May 28th, 2009 | 0 Comments | Music |

This Sun­day at 3 p.m. the Brook­lyn Sym­phony is doing Mahler’s “The Song of the Earth.” The venue is St. Anne’s Church on Mon­tague Street, Brook­lyn Heights. Stephanie Houtzeel and Matthew Gar­rett are the alto and tenor soloists.

Das Lied” is a cycle of six orches­tral songs fin­ished in 1909, after the mas­sive Sym­phony No. 8.

135_mahler_trinklied

The text is from a book of Ger­man trans­la­tions of ancient Chi­nese poems. The sub­jects are drink­ing, sor­row, nature, and more sor­row. Mahler added the final haunt­ing lines to the long and beau­ti­ful finale, “The Farewell”:

The beloved Earth blooms forth every­where in Spring, and becomes green anew! Every­where and end­lessly blue shines the hori­zon! End­less… endless…”
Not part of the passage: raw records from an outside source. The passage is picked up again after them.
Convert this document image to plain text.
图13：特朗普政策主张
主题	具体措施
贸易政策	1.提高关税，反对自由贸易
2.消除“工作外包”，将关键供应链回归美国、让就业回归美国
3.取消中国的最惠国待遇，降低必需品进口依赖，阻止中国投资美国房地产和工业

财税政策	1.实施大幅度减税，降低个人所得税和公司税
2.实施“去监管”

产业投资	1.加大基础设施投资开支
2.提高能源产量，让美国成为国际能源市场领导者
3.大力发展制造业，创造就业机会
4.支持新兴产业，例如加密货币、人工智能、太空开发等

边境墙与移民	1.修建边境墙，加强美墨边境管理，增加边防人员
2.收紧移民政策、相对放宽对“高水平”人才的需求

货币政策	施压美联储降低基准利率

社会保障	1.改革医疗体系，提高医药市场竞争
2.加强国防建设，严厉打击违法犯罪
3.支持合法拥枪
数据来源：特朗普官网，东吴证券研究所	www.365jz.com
Where the word “ewig” (end­less) is repeated over and over while the orches­tra shim­mers off into the distance.

A super­sti­tious kind of guy, Mahler was con­vinced that after writ­ing a ninth sym­phony he would die, as did Beethoven, Bruck­ner and Schu­bert before him. So after the eighth he decided to write a symphonic-scale work but not call it a Ninth. Of course after this he did go ahead and write a ninth sym­phony. You can guess what happened.

I’m happy to be in this because this is another one to check off of my life­time have-to-play list, and because this is the sec­ond Mahler work I’ve per­formed in this month. With this, I’ll have per­formed in all the sym­phonies except the 3rd, 5th and 8th (though I’ve rehearsed the 3rd and the 5th).